Un budget de 50.000 euros alloué à 49 administrations locales pour renforcer la lutte contre la radicalisation et une polarisation toxique
"Nos administrations locales sont proches des citoyens et sont souvent les premières à déceler les signes de polarisation ou de radicalisation", explique la ministre flamande de l'Intérieur. "Grâce à cet investissement de 2,4 millions d'euros, nous donnons à 49 villes et communes les moyens d'intervenir de manière ciblée, d'offrir aux citoyens de nouvelles perspectives et de prévenir toute escalade."
"Car, dans un contexte géopolitique aussi turbulent que celui que nous connaissons aujourd'hui, il est essentiel de rester vigilant", souligne Hilde Crevits.
Ces derniers mois, les collectivités locales ont pu s'engager de leur propre gré dans la prévention de la radicalisation violente, de l'extrémisme, du terrorisme et des polarisations néfastes.
Sélection sur avis de l'Ocam
Les villes et communes prioritaires pour l’octroi d’un soutien financier ont été sélectionnées sur la base des recommandations et des données de l'Organe de coordination pour l’analyse de la menace (Ocam) et de ses partenaires. Chaque administration locale ou regroupement d’administrations locales bénéficiera d'un soutien de 50.000 euros.

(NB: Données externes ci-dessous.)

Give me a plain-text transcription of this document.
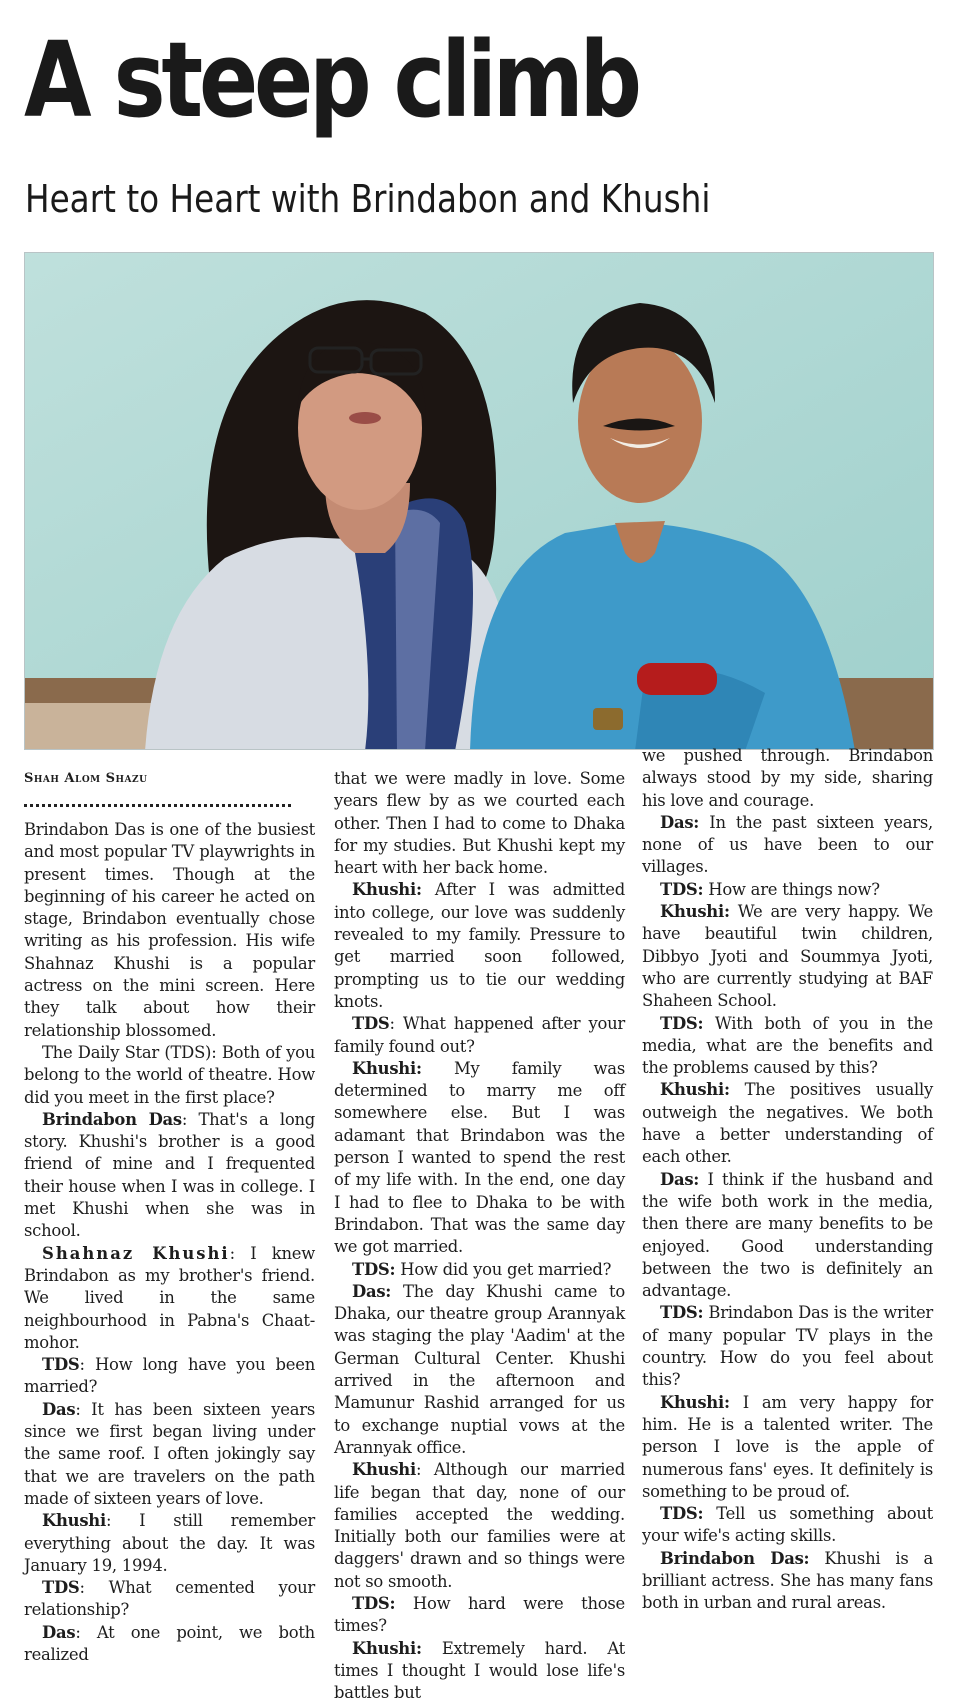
A steep climb
Heart to Heart with Brindabon and Khushi

Shah Alom Shazu

Brindabon Das is one of the busiest and most popular TV playwrights in present times. Though at the beginning of his career he acted on stage, Brindabon eventually chose writing as his profession. His wife Shahnaz Khushi is a popular actress on the mini screen. Here they talk about how their relationship blossomed.

The Daily Star (TDS): Both of you belong to the world of theatre. How did you meet in the first place?

Brindabon Das: That's a long story. Khushi's brother is a good friend of mine and I frequented their house when I was in college. I met Khushi when she was in school.

Shahnaz Khushi: I knew Brindabon as my brother's friend. We lived in the same neighbourhood in Pabna's Chaat-mohor.

TDS: How long have you been married?

Das: It has been sixteen years since we first began living under the same roof. I often jokingly say that we are travelers on the path made of sixteen years of love.

Khushi: I still remember everything about the day. It was January 19, 1994.

TDS: What cemented your relationship?

Das: At one point, we both realized

that we were madly in love. Some years flew by as we courted each other. Then I had to come to Dhaka for my studies. But Khushi kept my heart with her back home.

Khushi: After I was admitted into college, our love was suddenly revealed to my family. Pressure to get married soon followed, prompting us to tie our wedding knots.

TDS: What happened after your family found out?

Khushi: My family was determined to marry me off somewhere else. But I was adamant that Brindabon was the person I wanted to spend the rest of my life with. In the end, one day I had to flee to Dhaka to be with Brindabon. That was the same day we got married.

TDS: How did you get married?

Das: The day Khushi came to Dhaka, our theatre group Arannyak was staging the play 'Aadim' at the German Cultural Center. Khushi arrived in the afternoon and Mamunur Rashid arranged for us to exchange nuptial vows at the Arannyak office.

Khushi: Although our married life began that day, none of our families accepted the wedding. Initially both our families were at daggers' drawn and so things were not so smooth.

TDS: How hard were those times?

Khushi: Extremely hard. At times I thought I would lose life's battles but

we pushed through. Brindabon always stood by my side, sharing his love and courage.

Das: In the past sixteen years, none of us have been to our villages.

TDS: How are things now?

Khushi: We are very happy. We have beautiful twin children, Dibbyo Jyoti and Soummya Jyoti, who are currently studying at BAF Shaheen School.

TDS: With both of you in the media, what are the benefits and the problems caused by this?

Khushi: The positives usually outweigh the negatives. We both have a better understanding of each other.

Das: I think if the husband and the wife both work in the media, then there are many benefits to be enjoyed. Good understanding between the two is definitely an advantage.

TDS: Brindabon Das is the writer of many popular TV plays in the country. How do you feel about this?

Khushi: I am very happy for him. He is a talented writer. The person I love is the apple of numerous fans' eyes. It definitely is something to be proud of.

TDS: Tell us something about your wife's acting skills.

Brindabon Das: Khushi is a brilliant actress. She has many fans both in urban and rural areas.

Grâce à ce financement, les entités locales pourront mettre en œuvre des actions ciblées, telles que le renforcement des opérations de leur Cellule locale intégrée de sécurité pour la radicalisation – une plateforme de consultation multidisciplinaire pilotée par le bourgmestre et visant à détecter de façon précoce et à suivre des signes de radicalisation violente, d’extrémisme et de terrorisme.
Ces entités locales pourront aussi développer des réseaux locaux avec la police, l'enseignement et les services sociaux, notamment, afin de détecter plus rapidement les signes avant-coureurs et accompagner des personnes radicalisées vers le désengagement. Elles pourront également former du personnel supplémentaire, soutenir les écoles et les associations dans l’éventualité de tensions, et organiser des initiatives renforçant la cohésion sociale.
Ce soutien financier supplémentaire est réparti sur l'ensemble de la Flandre, le Limbourg étant en tête avec 15 administrations locales bénéficiaires. Dans le Brabant flamand, 11 villes ou communes reçoivent un soutien, les Flandres orientale et occidentale ont chacune 9 administrations locales bénéficiaires. Dans la province d'Anvers, 5 administrations locales peuvent compter sur ce soutien.